Scientific classification
- Kingdom: Plantae
- Clade: Tracheophytes
- Clade: Angiosperms
- Clade: Eudicots
- Clade: Asterids
- Order: Asterales
- Family: Asteraceae
- Genus: Gnaphalium
- Species: G. exilifolium
- Binomial name: Gnaphalium exilifolium A.Nelson
- Synonyms: Gnaphalium angustifolium A.Nelson 1899, illegitimate homonym not Lam. 1788; Gnaphalium grayi A. Nelson & J.F. Macbr.; Gnaphalium strictum A. Gray 1857 not Lam. 1788;

= Gnaphalium exilifolium =

- Genus: Gnaphalium
- Species: exilifolium
- Authority: A.Nelson
- Synonyms: Gnaphalium angustifolium A.Nelson 1899, illegitimate homonym not Lam. 1788, Gnaphalium grayi A. Nelson & J.F. Macbr., Gnaphalium strictum A. Gray 1857 not Lam. 1788

Species of flowering plant

Gnaphalium exilifolium, the slender cudweed, is a plant species native to the western United States and northern Mexico. It grows in hilly and mountainous regions in the Black Hills, Rocky Mountains, and other ranges from the states of Chihuahua, Colorado, Kansas, South Dakota, Wyoming, Arizona, New Mexico and Utah. It grows in moist locations such as lake shores, stream banks, moist meadows, etc., at elevations of 1400–3000 m.

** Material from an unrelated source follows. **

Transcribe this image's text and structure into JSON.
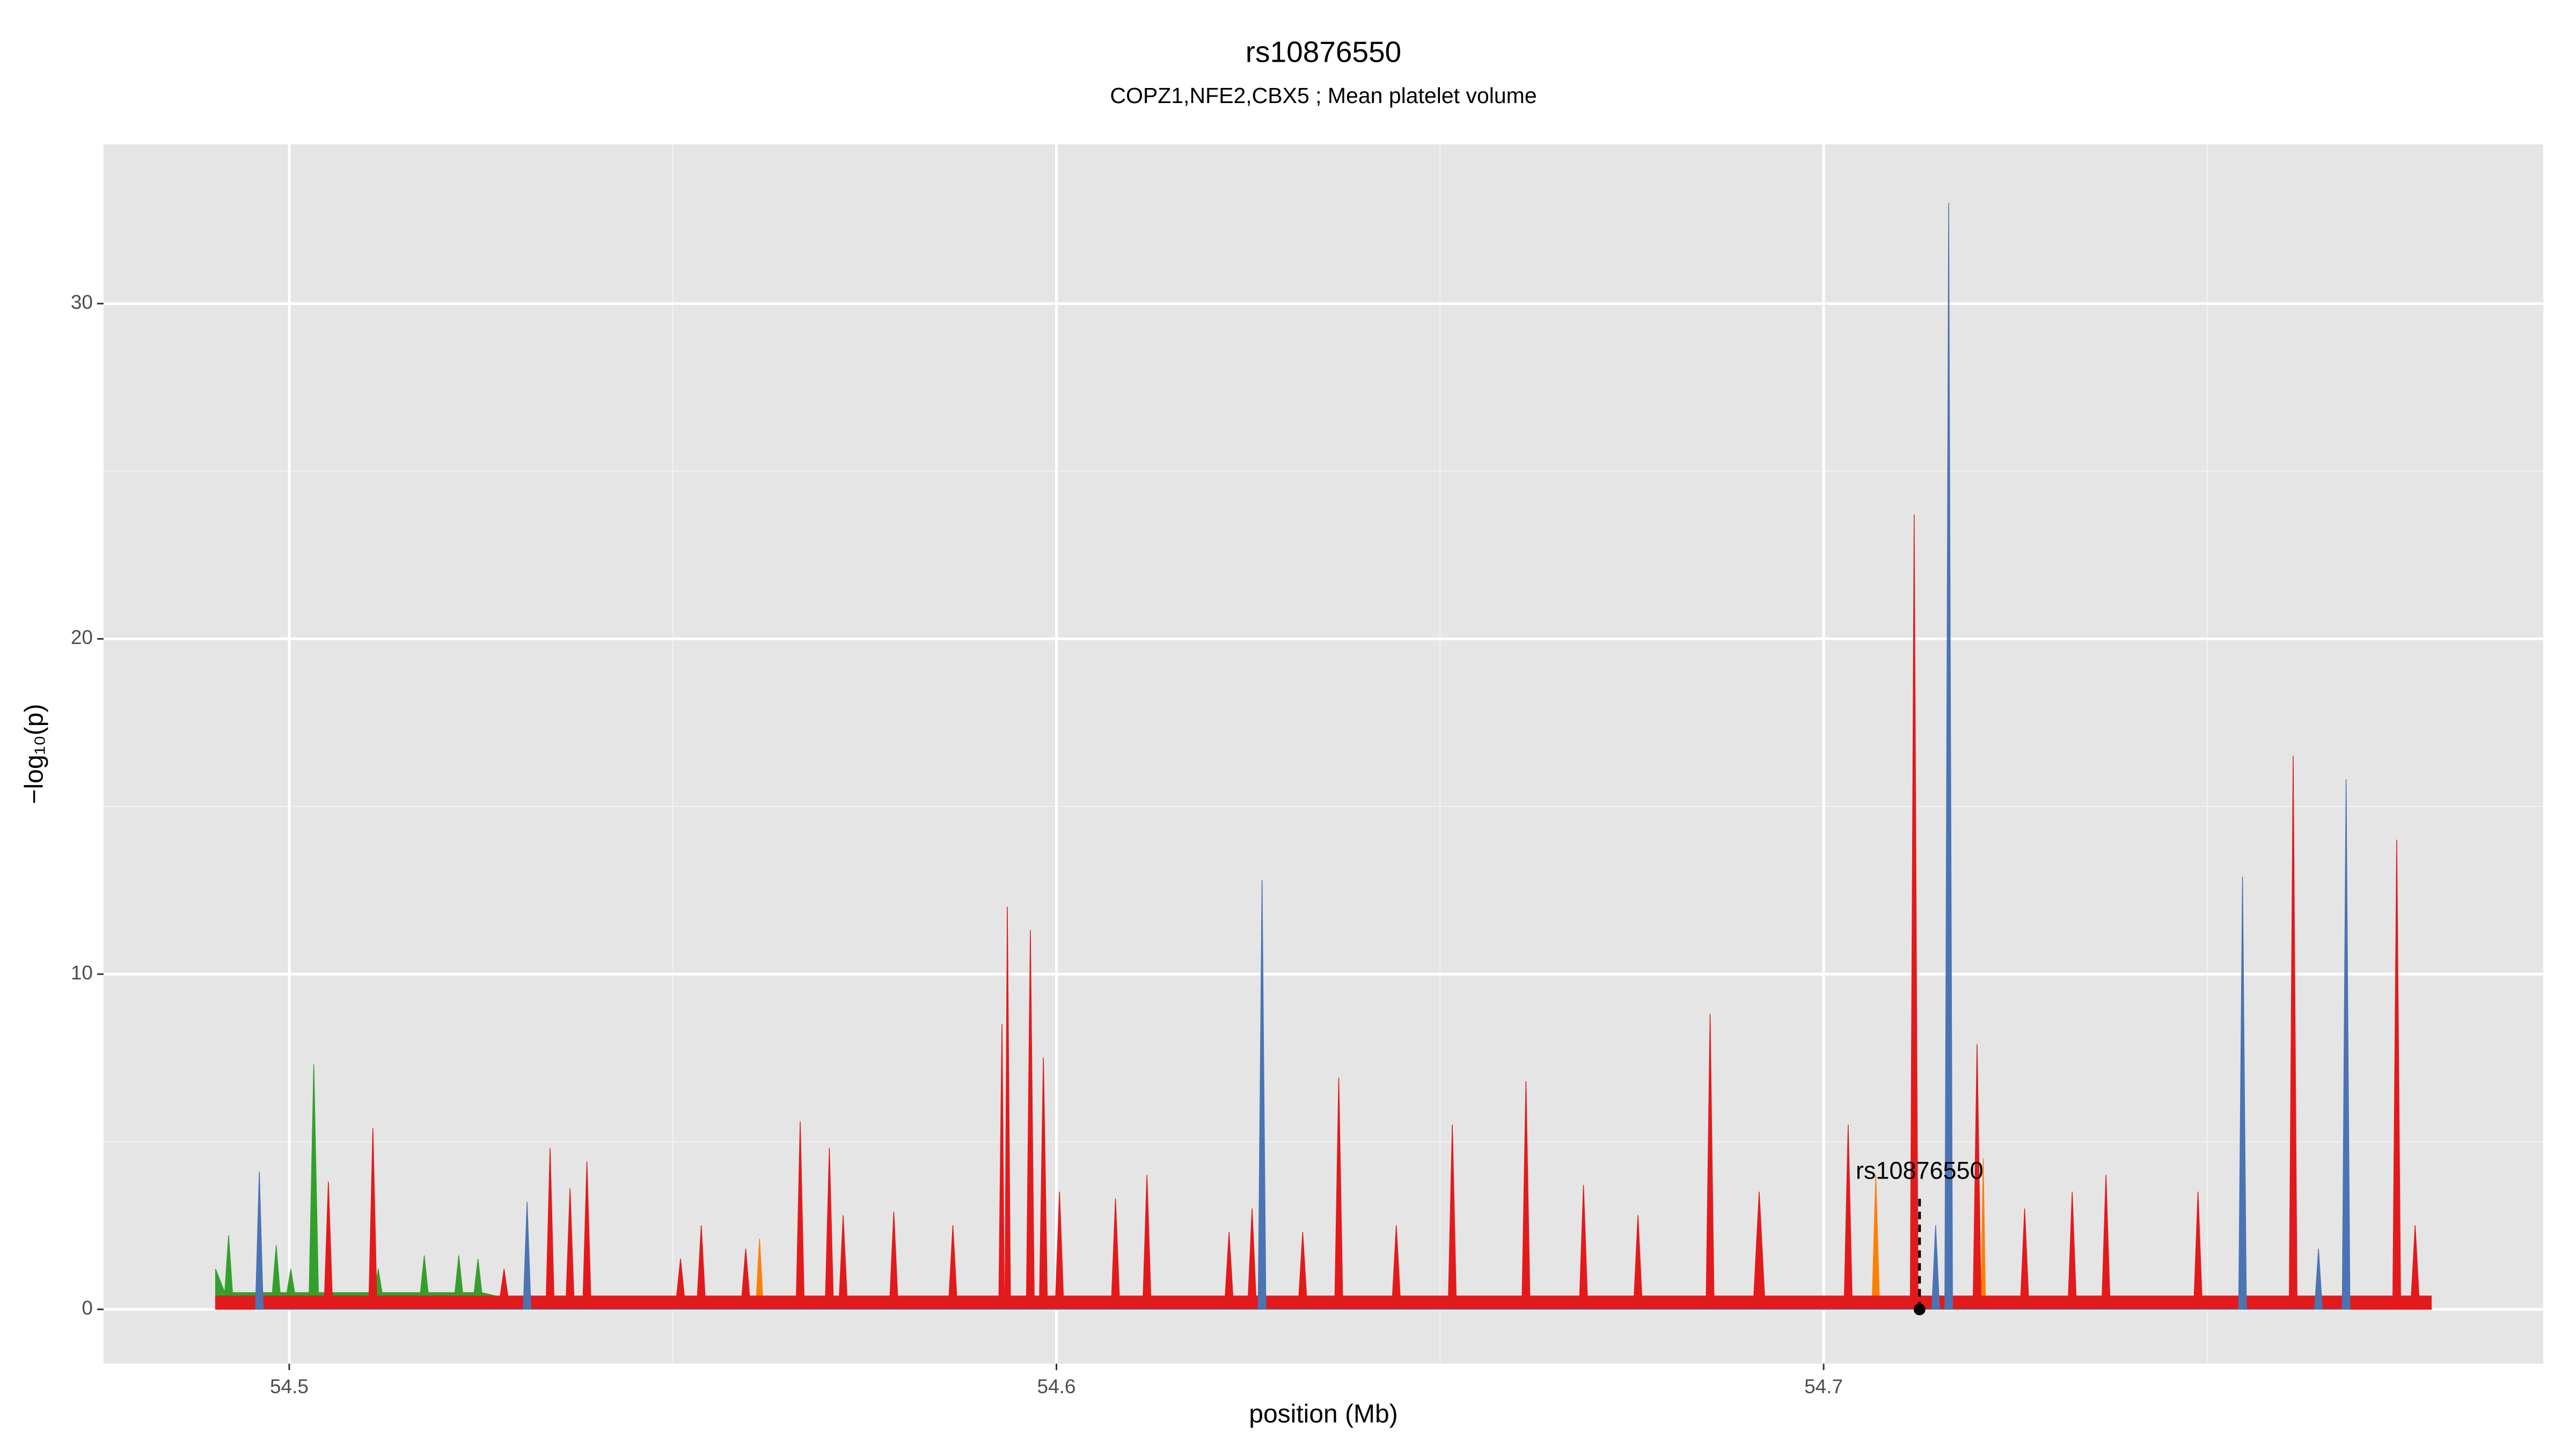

Gnaphalium exilifolium is an annual herb with several erect to ascending branches. Stems, leaves and phyllaries are covered with a dense coat of woolly hairs, giving the plant a whitish appearance. Leaves are narrowly linear, up to 5 cm long. Flower heads are born in tight glomerules (clumps) along the upper parts of the stems.